Panico da migrazione.
Usi e abusi
Telegiornali, quotidiani, discorsi politici, tweet – avvezzi a offrire temi e sbocchi alle ansie e alle paure pubbliche – non parlano d’altro oggi che della «crisi migratoria» che travolgerebbe l’Europa, preannunciando il collasso e la fine dello stile di vita che conosciamo, conduciamo e amiamo. La crisi è diventata una sorta di nome in codice, politicamente corretto, di questa fase dell’eterna lotta condotta dagli opinion maker per conquistare e soggiogare le menti e i cuori. Le notizie provenienti dal campo di battaglia stanno ormai per scatenare un vero e proprio attacco di «panico morale» (nell’accezione comunemente accettata dell’espressione, definita dall’edizione inglese di Wikipedia come «il timore, diffuso tra moltissime persone, che un qualche male minacci il benessere della società »).

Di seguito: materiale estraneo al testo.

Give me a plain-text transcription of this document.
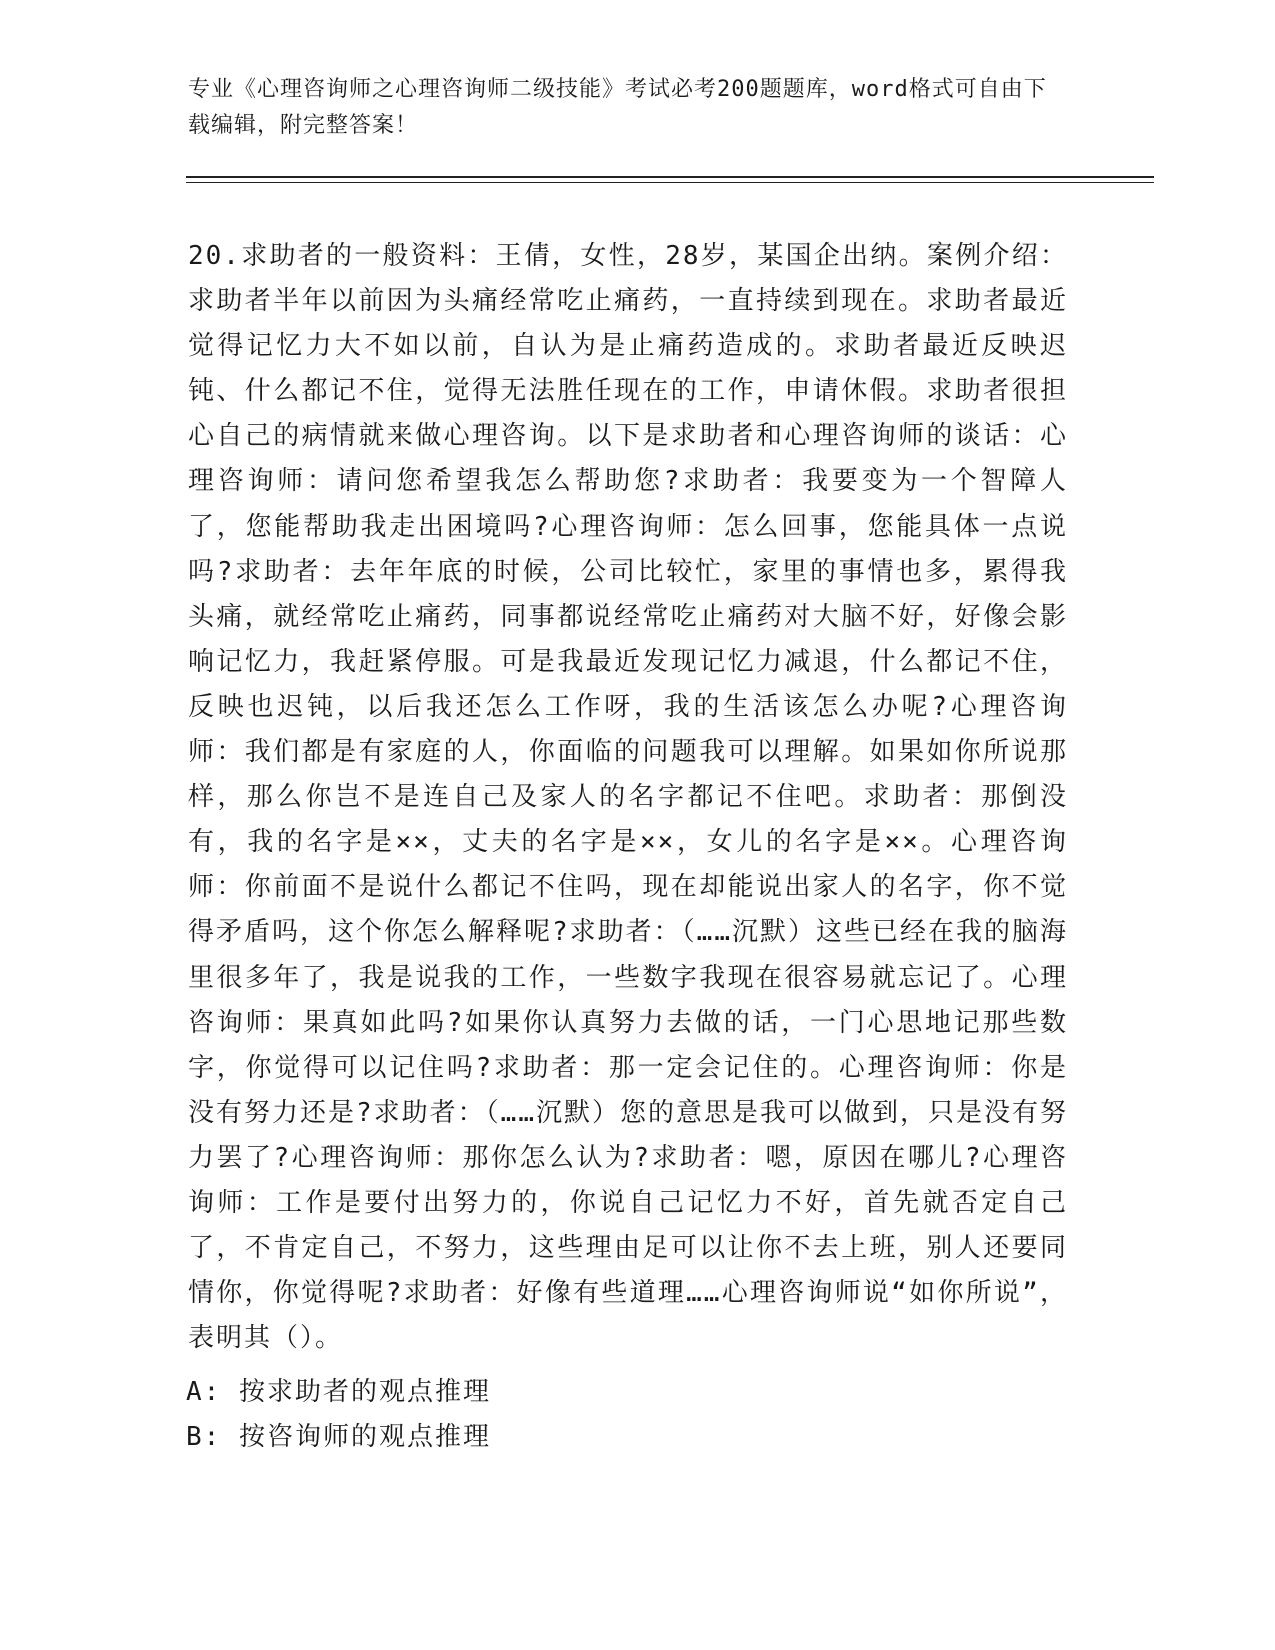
专业《心理咨询师之心理咨询师二级技能》考试必考200题题库，word格式可自由下载编辑，附完整答案！
20.求助者的一般资料：王倩，女性，28岁，某国企出纳。案例介绍：求助者半年以前因为头痛经常吃止痛药，一直持续到现在。求助者最近觉得记忆力大不如以前，自认为是止痛药造成的。求助者最近反映迟钝、什么都记不住，觉得无法胜任现在的工作，申请休假。求助者很担心自己的病情就来做心理咨询。以下是求助者和心理咨询师的谈话：心理咨询师：请问您希望我怎么帮助您?求助者：我要变为一个智障人了，您能帮助我走出困境吗?心理咨询师：怎么回事，您能具体一点说吗?求助者：去年年底的时候，公司比较忙，家里的事情也多，累得我头痛，就经常吃止痛药，同事都说经常吃止痛药对大脑不好，好像会影响记忆力，我赶紧停服。可是我最近发现记忆力减退，什么都记不住，反映也迟钝，以后我还怎么工作呀，我的生活该怎么办呢?心理咨询师：我们都是有家庭的人，你面临的问题我可以理解。如果如你所说那样，那么你岂不是连自己及家人的名字都记不住吧。求助者：那倒没有，我的名字是××，丈夫的名字是××，女儿的名字是××。心理咨询师：你前面不是说什么都记不住吗，现在却能说出家人的名字，你不觉得矛盾吗，这个你怎么解释呢?求助者：（……沉默）这些已经在我的脑海里很多年了，我是说我的工作，一些数字我现在很容易就忘记了。心理咨询师：果真如此吗?如果你认真努力去做的话，一门心思地记那些数字，你觉得可以记住吗?求助者：那一定会记住的。心理咨询师：你是没有努力还是?求助者：（……沉默）您的意思是我可以做到，只是没有努力罢了?心理咨询师：那你怎么认为?求助者：嗯，原因在哪儿?心理咨询师：工作是要付出努力的，你说自己记忆力不好，首先就否定自己了，不肯定自己，不努力，这些理由足可以让你不去上班，别人还要同情你，你觉得呢?求助者：好像有些道理……心理咨询师说“如你所说”，表明其（）。
A: 按求助者的观点推理
B: 按咨询师的观点推理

Mentre scrivo queste righe una nuova tragedia – frutto di dura indifferenza e cecità morale – aspetta di colpire. I segnali si moltiplicano: gradualmente ma inesorabilmente la pubblica opinione, complici i media assetati di ascolti, inizia a stancarsi di provare compassione per la tragedia dei profughi. Bambini che annegano, la fretta di erigere muri, il filo spinato, i campi di accoglienza gremiti, i governi che fanno a gara per aggiungere al danno dell’esilio, della salvezza rocambolesca, di un viaggio estenuante e periglioso la beffa di trattare i migranti come patate bollenti: questi abomini morali ormai non sono più una novità , e tanto meno «fanno notizia». Purtroppo il destino dei traumi è di convertirsi nella tediosa routine della normalità , e il destino del panico morale è di consumarsi e sparire dagli occhi e dalle coscienze avvolte nel velo dell’oblio. Chi ricorda più i profughi afghani in cerca d’asilo in Australia che si gettano sul filo spinato a Woomera o vengono relegati nei grandi campi di prigionia creati dal governo australiano a Nauru e sull’isola di Natale «per impedir loro di entrare nelle acque territoriali»? O le decine di esuli sudanesi uccisi dalla polizia nel centro del Cairo «dopo che l’Alto commissariato Onu per i rifugiati li ha privati dei loro diritti»?1
Le migrazioni di massa non sono certo un fenomeno nuovo: hanno accompagnato tutta l’era moderna fin dai suoi albori (pur cambiando spesso direzione, e in qualche caso persino invertendola). In realtà , la produzione di persone «in esubero» (localmente «inutili» – ovvero numericamente in eccesso e inoccupabili – a causa del progresso economico, oppure localmente inaccettabili – ovvero rifiutate – a causa di disordini, conflitti e scontri dovuti alle trasformazioni sociali/politiche e alle lotte di potere che ne derivano) è parte integrante del nostro «stile di vita moderno». E si cumula con le odierne conseguenze della profonda e apparentemente irrisolvibile destabilizzazione della regione mediorientale, seguita agli azzardi politici e militari – malconcepiti, terribilmente miopi e dichiaratamente abortiti – delle potenze occidentali.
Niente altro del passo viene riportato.